Identifying the sitters of the past is one of the biggest drivers of value when it comes to selling traditional portraits on the secondary market.

Extracted from Antiques Trade Gazette | Gabriel Berner

Portrait of Lady Elizabeth Capel, Circle of Sir Peter Lely – £17,000 at Tennants.

At North Yorkshire saleroom Tennants (20% buyer’s premium), respectable sums were achieved for two identified aristocratic sitters in a sale on November 17.

Both 4ft x 3ft 4in (1.24 x 1.02m) oils had been catalogued as ‘circle of’ Peter Lely (1618-80), the renowned Dutch painter of the English court.

The pricier of the two portraits, overshooting a £7000-10,000 guide to sell for £17,000, depicted Elizabeth Capel.

Capel was an amateur artist and the sister of Arthur Capel (1632-93), first Earl of Essex, who rebuilt and enlarged the house and gardens of the family seat, Cassiobury Park, beginning in 1677.

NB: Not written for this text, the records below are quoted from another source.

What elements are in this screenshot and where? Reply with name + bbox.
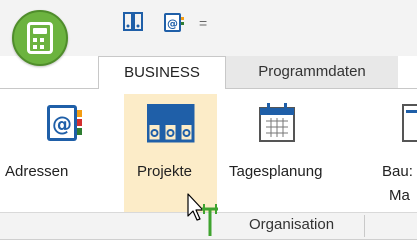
customize-quick-access-button[interactable]: = bbox=[199, 16, 207, 30]
address-book-icon[interactable]: @ bbox=[163, 12, 185, 34]
address-book-icon[interactable]: @ bbox=[46, 104, 84, 144]
app-menu-button[interactable] bbox=[12, 10, 68, 66]
projects-binder-icon[interactable] bbox=[123, 12, 145, 32]
group-separator bbox=[364, 215, 365, 237]
ribbon-button-adressen[interactable]: Adressen bbox=[5, 163, 68, 180]
binders-icon[interactable] bbox=[147, 104, 195, 144]
ribbon-button-baustellen[interactable]: Bau: bbox=[382, 163, 413, 180]
tab-programmdaten[interactable]: Programmdaten bbox=[226, 56, 398, 88]
ribbon-button-tagesplanung[interactable]: Tagesplanung bbox=[229, 163, 322, 180]
tab-business[interactable]: BUSINESS bbox=[98, 56, 226, 88]
calculator-icon bbox=[27, 22, 53, 54]
ribbon-button-projekte[interactable]: Projekte bbox=[137, 163, 192, 180]
svg-text:@: @ bbox=[167, 17, 178, 30]
ribbon-window: @ = BUSINESS Programmdaten @ Adressen Pr… bbox=[0, 0, 417, 251]
mouse-pointer-icon bbox=[187, 193, 218, 236]
group-label-organisation: Organisation bbox=[249, 216, 335, 233]
svg-text:@: @ bbox=[52, 112, 72, 136]
document-icon[interactable] bbox=[402, 104, 417, 144]
ribbon-button-baustellen-line2: Ma bbox=[389, 187, 410, 204]
content-area bbox=[0, 239, 417, 251]
calendar-icon[interactable] bbox=[258, 102, 298, 144]
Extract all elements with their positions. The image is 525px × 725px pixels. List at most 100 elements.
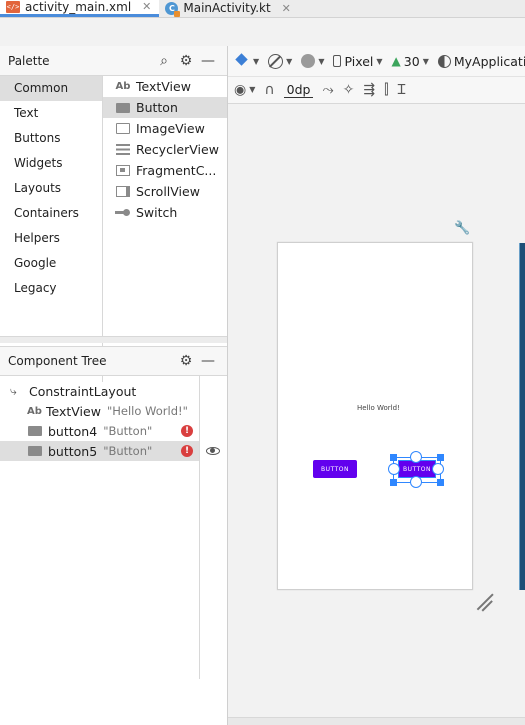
chevron-down-icon: ▼ [249,85,256,94]
tree-row-hint: "Button" [103,424,153,438]
palette-item-switch[interactable]: Switch [103,202,227,223]
clear-constraints-icon[interactable]: ⤳ [322,82,333,98]
gear-icon[interactable]: ⚙ [175,53,197,69]
palette-item-textview[interactable]: Ab TextView [103,76,227,97]
category-containers[interactable]: Containers [0,201,102,226]
layers-icon [234,54,250,68]
category-common[interactable]: Common [0,76,102,101]
tree-row-hint: "Button" [103,444,153,458]
design-surface-button[interactable]: ▼ [234,54,259,68]
tab-main-activity[interactable]: C MainActivity.kt ✕ [159,0,299,17]
palette-item-button[interactable]: Button [103,97,227,118]
minimize-icon[interactable]: — [197,53,219,69]
textview-icon: Ab [115,81,131,92]
editor-tab-bar: </> activity_main.xml ✕ C MainActivity.k… [0,0,525,18]
close-icon[interactable]: ✕ [142,0,151,13]
tree-row-constraintlayout[interactable]: ⤷ ConstraintLayout [0,381,199,401]
theme-label: MyApplication [453,53,525,69]
palette-item-imageview[interactable]: ImageView [103,118,227,139]
panel-splitter[interactable] [0,336,227,343]
palette-item-label: ScrollView [136,184,200,199]
category-google[interactable]: Google [0,251,102,276]
category-legacy[interactable]: Legacy [0,276,102,301]
palette-item-recyclerview[interactable]: RecyclerView [103,139,227,160]
palette-item-label: Button [136,100,178,115]
chevron-down-icon: ▼ [318,56,325,66]
phone-icon [333,55,342,67]
tree-row-button4[interactable]: button4 "Button" ! [0,421,199,441]
theme-icon [437,54,451,68]
category-helpers[interactable]: Helpers [0,226,102,251]
tree-row-label: button5 [48,443,98,459]
palette-title: Palette [8,53,50,68]
preview-textview[interactable]: Hello World! [357,404,400,412]
textview-icon: Ab [27,405,42,417]
resize-handle-bottom-right[interactable] [437,479,444,486]
palette-item-fragment[interactable]: FragmentC... [103,160,227,181]
blueprint-preview[interactable] [519,243,525,590]
gear-icon[interactable]: ⚙ [175,353,197,369]
category-buttons[interactable]: Buttons [0,126,102,151]
device-selector[interactable]: Pixel ▼ [333,54,383,69]
search-icon[interactable]: ⌕ [153,53,175,69]
preview-button4[interactable]: BUTTON [313,460,357,478]
chevron-down-icon: ▼ [286,56,293,66]
tree-row-label: button4 [48,423,98,439]
palette-item-label: Switch [136,205,178,220]
close-icon[interactable]: ✕ [282,2,291,15]
tree-row-label: ConstraintLayout [29,383,137,399]
device-screen-preview[interactable] [277,242,473,590]
horizontal-scrollbar[interactable] [228,717,525,725]
api-level-selector[interactable]: ▲ 30 ▼ [392,54,429,69]
tab-label: MainActivity.kt [183,1,271,15]
resize-handle-top-right[interactable] [437,454,444,461]
constraint-handle-bottom[interactable] [410,476,422,488]
fragment-icon [115,165,131,177]
chevron-down-icon: ▼ [376,56,383,66]
minimize-icon[interactable]: — [197,353,219,369]
device-resize-handle[interactable] [474,592,494,612]
chevron-down-icon: ▼ [422,56,429,66]
button-icon [28,426,42,436]
view-options-button[interactable]: ◉ ▼ [234,82,255,98]
api-label: 30 [403,53,420,69]
night-mode-button[interactable]: ▼ [301,54,324,68]
orientation-button[interactable]: ▼ [268,53,293,69]
wrench-icon[interactable]: 🔧 [454,221,470,236]
switch-icon [115,207,131,219]
component-tree-header: Component Tree ⚙ — [0,346,227,376]
error-icon[interactable]: ! [181,445,193,457]
category-layouts[interactable]: Layouts [0,176,102,201]
palette-item-scrollview[interactable]: ScrollView [103,181,227,202]
tree-row-hint: "Hello World!" [106,404,188,418]
tree-row-textview[interactable]: Ab TextView "Hello World!" [0,401,199,421]
infer-constraints-wand-icon[interactable]: ✧ [343,82,355,98]
theme-selector[interactable]: MyApplication [437,53,525,69]
palette-item-label: FragmentC... [136,163,217,178]
visibility-eye-icon[interactable] [206,447,220,455]
component-tree: ⤷ ConstraintLayout Ab TextView "Hello Wo… [0,376,200,679]
autoconnect-magnet-icon[interactable]: ∩ [264,82,274,98]
default-margin-field[interactable]: 0dp [283,82,314,98]
category-widgets[interactable]: Widgets [0,151,102,176]
palette-item-label: TextView [136,79,191,94]
palette-header: Palette ⌕ ⚙ — [0,46,227,76]
tree-row-label: TextView [46,403,101,419]
component-tree-title: Component Tree [8,354,107,368]
baseline-icon[interactable]: Ɪ [398,80,406,99]
constraint-layout-icon: ⤷ [10,383,17,398]
constraint-handle-top[interactable] [410,451,422,463]
error-icon[interactable]: ! [181,425,193,437]
tree-row-button5[interactable]: button5 "Button" ! [0,441,199,461]
design-toolbar-row-1: ▼ ▼ ▼ Pixel▼ ▲30▼ MyApplication [228,48,525,74]
orientation-icon [268,53,284,69]
design-toolbar-row-2: ◉ ▼ ∩ 0dp ⤳ ✧ ⇶ ⫿ Ɪ [228,76,525,102]
resize-handle-top-left[interactable] [390,454,397,461]
guidelines-icon[interactable]: ⇶ [363,82,375,98]
category-text[interactable]: Text [0,101,102,126]
constraint-handle-left[interactable] [388,463,400,475]
align-icon[interactable]: ⫿ [384,82,388,98]
resize-handle-bottom-left[interactable] [390,479,397,486]
constraint-handle-right[interactable] [432,463,444,475]
tab-activity-main[interactable]: </> activity_main.xml ✕ [0,0,160,17]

The Capel family gave Lely plenty of commissions. Eight pictures by the painter hung in the library at Cassiobury Park, remaining there until 1922 when the house and its contents were sold. Among them was Lely’s painting of the sitter and her sister Mary, which is now in the Metropolitan Museum in New York.

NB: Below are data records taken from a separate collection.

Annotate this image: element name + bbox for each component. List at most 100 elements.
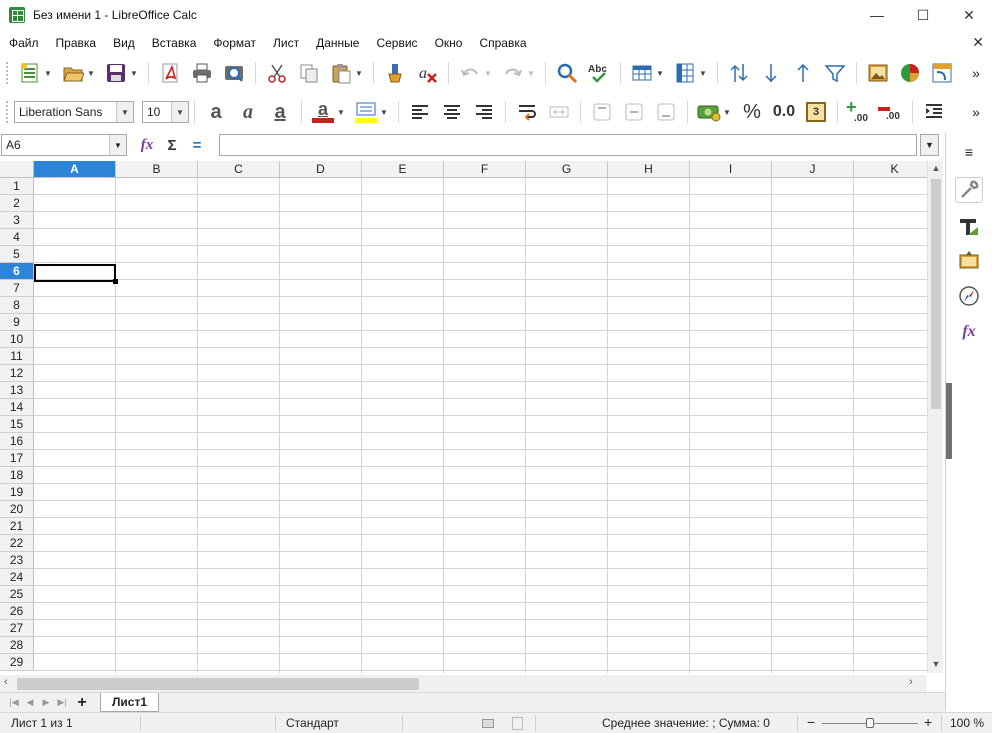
redo-icon[interactable]	[500, 60, 526, 86]
toolbar-overflow-button[interactable]: »	[963, 60, 989, 86]
row-header-14[interactable]: 14	[0, 399, 34, 416]
font-name-value[interactable]: Liberation Sans	[15, 105, 116, 119]
row-header-26[interactable]: 26	[0, 603, 34, 620]
row-header-15[interactable]: 15	[0, 416, 34, 433]
row-header-18[interactable]: 18	[0, 467, 34, 484]
column-header-j[interactable]: J	[772, 161, 854, 178]
page-style-text[interactable]: Стандарт	[286, 716, 339, 730]
row-header-8[interactable]: 8	[0, 297, 34, 314]
spreadsheet-grid[interactable]: ABCDEFGHIJK 1 2 3 4 5 6 7 8 9 10 11 12 13 14 15 16 17 18 1…	[0, 161, 927, 673]
last-sheet-icon[interactable]: ▶|	[54, 697, 70, 708]
open-dropdown[interactable]: ▼	[86, 69, 96, 78]
copy-icon[interactable]	[296, 60, 322, 86]
navigator-compass-icon[interactable]	[955, 283, 983, 309]
clone-formatting-icon[interactable]	[382, 60, 408, 86]
sidebar-collapse-handle[interactable]	[946, 383, 952, 459]
column-header-g[interactable]: G	[526, 161, 608, 178]
cell-area[interactable]	[34, 178, 927, 673]
name-box-value[interactable]: A6	[2, 138, 109, 152]
column-dropdown[interactable]: ▼	[698, 69, 708, 78]
cut-icon[interactable]	[264, 60, 290, 86]
font-size-value[interactable]: 10	[143, 105, 171, 119]
save-icon[interactable]	[103, 60, 129, 86]
row-header-9[interactable]: 9	[0, 314, 34, 331]
horizontal-scroll-thumb[interactable]	[17, 678, 419, 690]
delete-decimal-button[interactable]: .00	[878, 99, 904, 125]
highlight-dropdown[interactable]: ▼	[379, 108, 389, 117]
row-header-6[interactable]: 6	[0, 263, 34, 280]
number-format-button[interactable]: 0.0	[771, 99, 797, 125]
align-vcenter-icon[interactable]	[621, 99, 647, 125]
print-icon[interactable]	[189, 60, 215, 86]
font-name-combo[interactable]: Liberation Sans ▼	[14, 101, 134, 123]
undo-icon[interactable]	[457, 60, 483, 86]
row-header-21[interactable]: 21	[0, 518, 34, 535]
align-bottom-icon[interactable]	[653, 99, 679, 125]
vertical-scrollbar[interactable]: ▲ ▼	[927, 161, 943, 673]
font-color-dropdown[interactable]: ▼	[336, 108, 346, 117]
row-dropdown[interactable]: ▼	[655, 69, 665, 78]
currency-dropdown[interactable]: ▼	[722, 108, 732, 117]
toolbar-overflow-button[interactable]: »	[963, 99, 989, 125]
expand-formula-bar-button[interactable]: ▼	[920, 134, 939, 156]
next-sheet-icon[interactable]: ▶	[38, 697, 54, 708]
redo-dropdown[interactable]: ▼	[526, 69, 536, 78]
function-wizard-icon[interactable]: fx	[136, 135, 158, 155]
font-name-dropdown[interactable]: ▼	[116, 102, 133, 122]
menu-tools[interactable]: Сервис	[367, 36, 425, 50]
menu-window[interactable]: Окно	[426, 36, 471, 50]
previous-sheet-icon[interactable]: ◀	[22, 697, 38, 708]
row-icon[interactable]	[629, 60, 655, 86]
row-header-5[interactable]: 5	[0, 246, 34, 263]
formula-input[interactable]	[219, 134, 917, 156]
font-size-dropdown[interactable]: ▼	[171, 102, 188, 122]
scroll-right-arrow[interactable]: ›	[909, 676, 913, 688]
selection-summary-text[interactable]: Среднее значение: ; Сумма: 0	[602, 716, 770, 730]
align-left-icon[interactable]	[407, 99, 433, 125]
sort-ascending-icon[interactable]	[758, 60, 784, 86]
column-header-f[interactable]: F	[444, 161, 526, 178]
date-format-button[interactable]: 3	[803, 99, 829, 125]
zoom-in-button[interactable]: +	[924, 714, 932, 730]
scroll-down-arrow[interactable]: ▼	[928, 659, 944, 673]
currency-format-icon[interactable]	[696, 99, 722, 125]
menu-sheet[interactable]: Лист	[264, 36, 307, 50]
find-replace-icon[interactable]	[554, 60, 580, 86]
font-size-combo[interactable]: 10 ▼	[142, 101, 189, 123]
sort-descending-icon[interactable]	[790, 60, 816, 86]
menu-data[interactable]: Данные	[307, 36, 367, 50]
name-box[interactable]: A6 ▼	[1, 134, 127, 156]
spelling-icon[interactable]: Abc	[586, 60, 612, 86]
column-header-a[interactable]: A	[34, 161, 116, 178]
row-header-28[interactable]: 28	[0, 637, 34, 654]
scroll-up-arrow[interactable]: ▲	[928, 163, 944, 177]
paste-dropdown[interactable]: ▼	[354, 69, 364, 78]
italic-button[interactable]: a	[235, 99, 261, 125]
close-document-button[interactable]: ✕	[972, 34, 984, 51]
properties-wrench-icon[interactable]	[955, 177, 983, 203]
sum-icon[interactable]: Σ	[161, 135, 183, 155]
row-header-17[interactable]: 17	[0, 450, 34, 467]
row-header-10[interactable]: 10	[0, 331, 34, 348]
autofilter-icon[interactable]	[822, 60, 848, 86]
export-pdf-icon[interactable]	[157, 60, 183, 86]
new-document-icon[interactable]	[17, 60, 43, 86]
save-dropdown[interactable]: ▼	[129, 69, 139, 78]
wrap-text-icon[interactable]	[514, 99, 540, 125]
styles-icon[interactable]	[955, 213, 983, 239]
gallery-icon[interactable]	[955, 247, 983, 273]
print-preview-icon[interactable]	[221, 60, 247, 86]
maximize-button[interactable]: ☐	[900, 0, 946, 30]
underline-button[interactable]: a	[267, 99, 293, 125]
menu-format[interactable]: Формат	[204, 36, 264, 50]
sort-icon[interactable]	[726, 60, 752, 86]
open-folder-icon[interactable]	[60, 60, 86, 86]
font-color-button[interactable]: a	[310, 99, 336, 125]
align-top-icon[interactable]	[589, 99, 615, 125]
column-header-c[interactable]: C	[198, 161, 280, 178]
row-header-4[interactable]: 4	[0, 229, 34, 246]
sheet-tab[interactable]: Лист1	[100, 693, 160, 712]
paste-icon[interactable]	[328, 60, 354, 86]
selection-mode-icon[interactable]	[482, 719, 494, 728]
new-dropdown[interactable]: ▼	[43, 69, 53, 78]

The other portrait depicted Lady Diana Sidney, one of the 12 children of English diplomat and politician Robert, Second Earl of Leicester. Although little about her life is known, this attractive portrait sold towards its upper guide for £9500.

Seeman attribution

George Venables-Vernon, 1st Baron Vernon attributed to Enoch Seeman offered with a companion portrait of his first wife Mary – £7500 at Moore Allen & Innocent.

At Cirencester saleroom Moore Allen & Innocent (20% buyer’s premium) on November 23, a pair of portraits sold for £7500 were attributed to the hand of fellow Dutch painter Enoch Seeman (1694-1745), a painter at the courts of George I and II.

The portraits of George Venables-Vernon, first Baron Vernon, and his first wife Mary, daughter of Thomas Howard, sixth Baron Howard of Effingham, had been estimated at £8000-12,000.

George Venables-Vernon sat as a Member of Parliament for Lichfield and later Derby. In 1762, he was raised to the peerage as Lord Vernon, Baron of Kinderton. Mary married the politician in 1733 but died seven short years later.

The family seat was Sudbury Hall in Derbyshire, infinitely more famous today as Mr Darcy’s Pemberley in the BBC’s 1995 dramatisation of Pride and Prejudice.